The price of the option will be low and the premium will have diminished. As
the price starts to move back up, the premium will expand as confidence builds
back up.
If
moving averages are used as support and resistance levels, they will be quickly
confirmed upon viewing a candlestick buy signal at support or a candlestick
sell signal at resistance. The possibility of a moving average becoming a
target becomes enhanced when analyzing candle formations as price approaches a
target. For example, viewing candlestick bodies getting bigger, creating large
black candles after a downtrend has been in existence for a good while, or
seeing a gap down in price when the stochastics are in the oversold area would
be good indicators that a trend is getting near the bottom. If this is all
occurring when a moving average is within striking distance, then entering at a
price right at that moving average becomes a better-calculated entry point.
Whether
this analysis is done after an extended downtrend or after a pullback after a
recent breakthrough of a moving average in uptrend, it provides a logical
target for a when a trade should be entered. The more conservative approach is
to wait and see if a candlestick “buy” signal is formed after the moving
average has been touched and the time-frame has ended. Although the latter
approach is more conservative, the candlestick signal analysis will usually
put an investor into a trade well before the conventional technical analyst
feels the support level has been confirmed.
The
combination of visually being able to identify the candlestick signals and
understanding which moving averages produces high probability support and
resistance levels provides a powerful trading format.
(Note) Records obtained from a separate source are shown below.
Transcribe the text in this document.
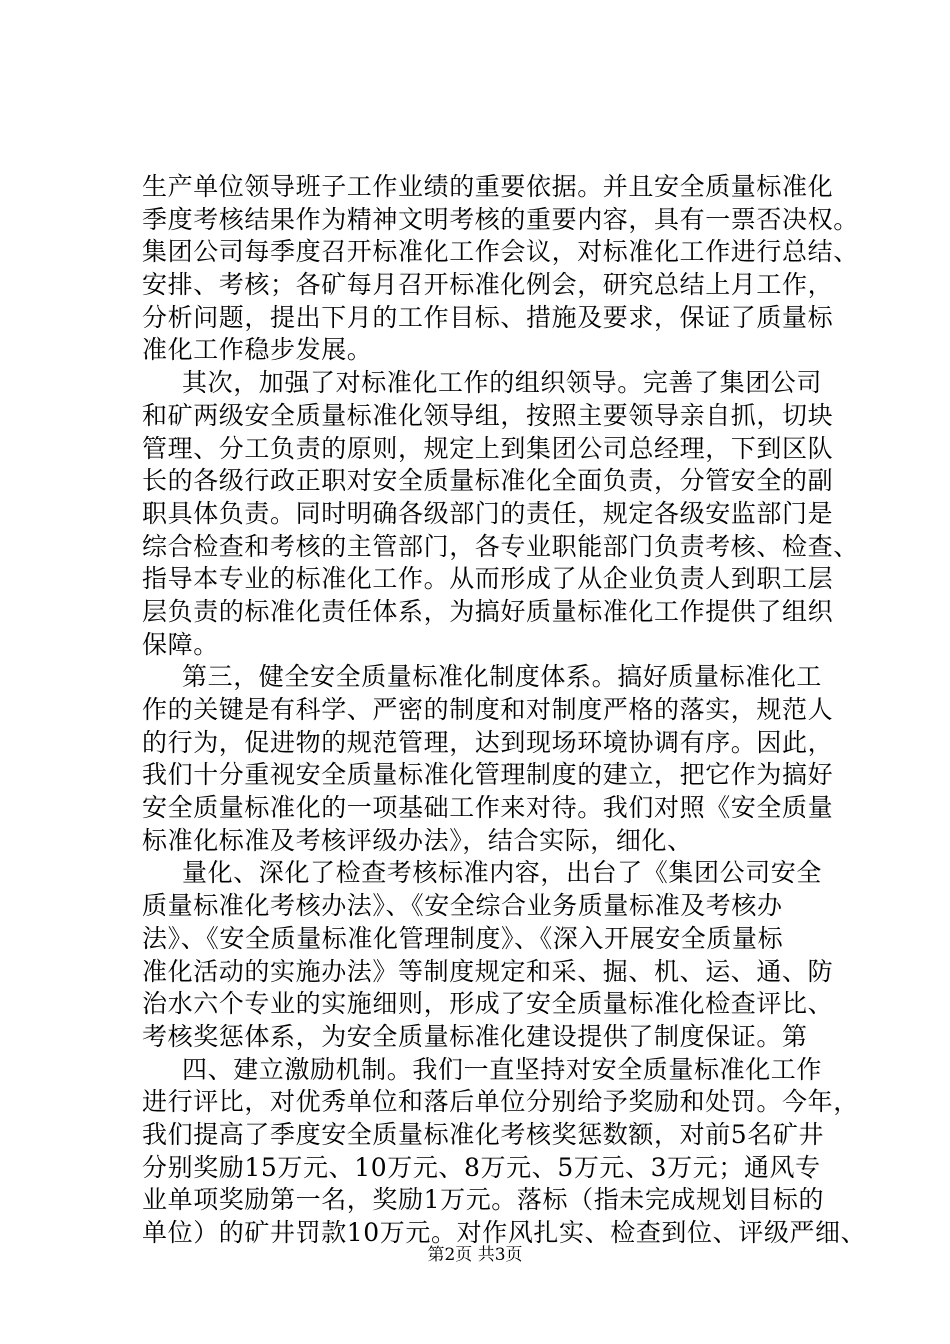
生产单位领导班子工作业绩的重要依据。并且安全质量标准化
季度考核结果作为精神文明考核的重要内容，具有一票否决权。
集团公司每季度召开标准化工作会议，对标准化工作进行总结、
安排、考核；各矿每月召开标准化例会，研究总结上月工作，
分析问题，提出下月的工作目标、措施及要求，保证了质量标
准化工作稳步发展。
其次，加强了对标准化工作的组织领导。完善了集团公司
和矿两级安全质量标准化领导组，按照主要领导亲自抓，切块
管理、分工负责的原则，规定上到集团公司总经理，下到区队
长的各级行政正职对安全质量标准化全面负责，分管安全的副
职具体负责。同时明确各级部门的责任，规定各级安监部门是
综合检查和考核的主管部门，各专业职能部门负责考核、检查、
指导本专业的标准化工作。从而形成了从企业负责人到职工层
层负责的标准化责任体系，为搞好质量标准化工作提供了组织
保障。
第三，健全安全质量标准化制度体系。搞好质量标准化工
作的关键是有科学、严密的制度和对制度严格的落实，规范人
的行为，促进物的规范管理，达到现场环境协调有序。因此，
我们十分重视安全质量标准化管理制度的建立，把它作为搞好
安全质量标准化的一项基础工作来对待。我们对照《安全质量
标准化标准及考核评级办法》，结合实际，细化、
量化、深化了检查考核标准内容，出台了《集团公司安全
质量标准化考核办法》、《安全综合业务质量标准及考核办
法》、《安全质量标准化管理制度》、《深入开展安全质量标
准化活动的实施办法》等制度规定和采、掘、机、运、通、防
治水六个专业的实施细则，形成了安全质量标准化检查评比、
考核奖惩体系，为安全质量标准化建设提供了制度保证。第
四、建立激励机制。我们一直坚持对安全质量标准化工作
进行评比，对优秀单位和落后单位分别给予奖励和处罚。今年，
我们提高了季度安全质量标准化考核奖惩数额，对前5名矿井
分别奖励15万元、10万元、8万元、5万元、3万元；通风专
业单项奖励第一名，奖励1万元。落标（指未完成规划目标的
单位）的矿井罚款10万元。对作风扎实、检查到位、评级严细、
第2页 共3页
Through simple scan
techniques, an increased number of highly profitable trade potentials can be found
on a constant basis.
Fig.
3-19, The Apartment Investment & Management Co. chart reveals a strong buy
signal after the gap up from the Bullish Harami in the beginning of the second
week of July. As illustrated, the gap up bullish candle after the Harami
demonstrated that there was no resistance at the 50-day moving average as seen
one week prior. At that time, the Shooting Star signal just touched the moving
average for the first time. The gap up from the Harami was a very strong
bullish signal. The up-move remains strong until the first week of August when
the Hanging Man signal was followed by a Doji/Harami. The gap- down the
following day was confirmation that the uptrend was over. A pullback should be
occurring.
What
would be the target for the pullback? Obviously, the moving averages! In this
case, when both the 50-day and the 200-day moving average are close together,
either one or both could have been the support level. The Bullish Harami
confirmed this support and prices gapped up the next day.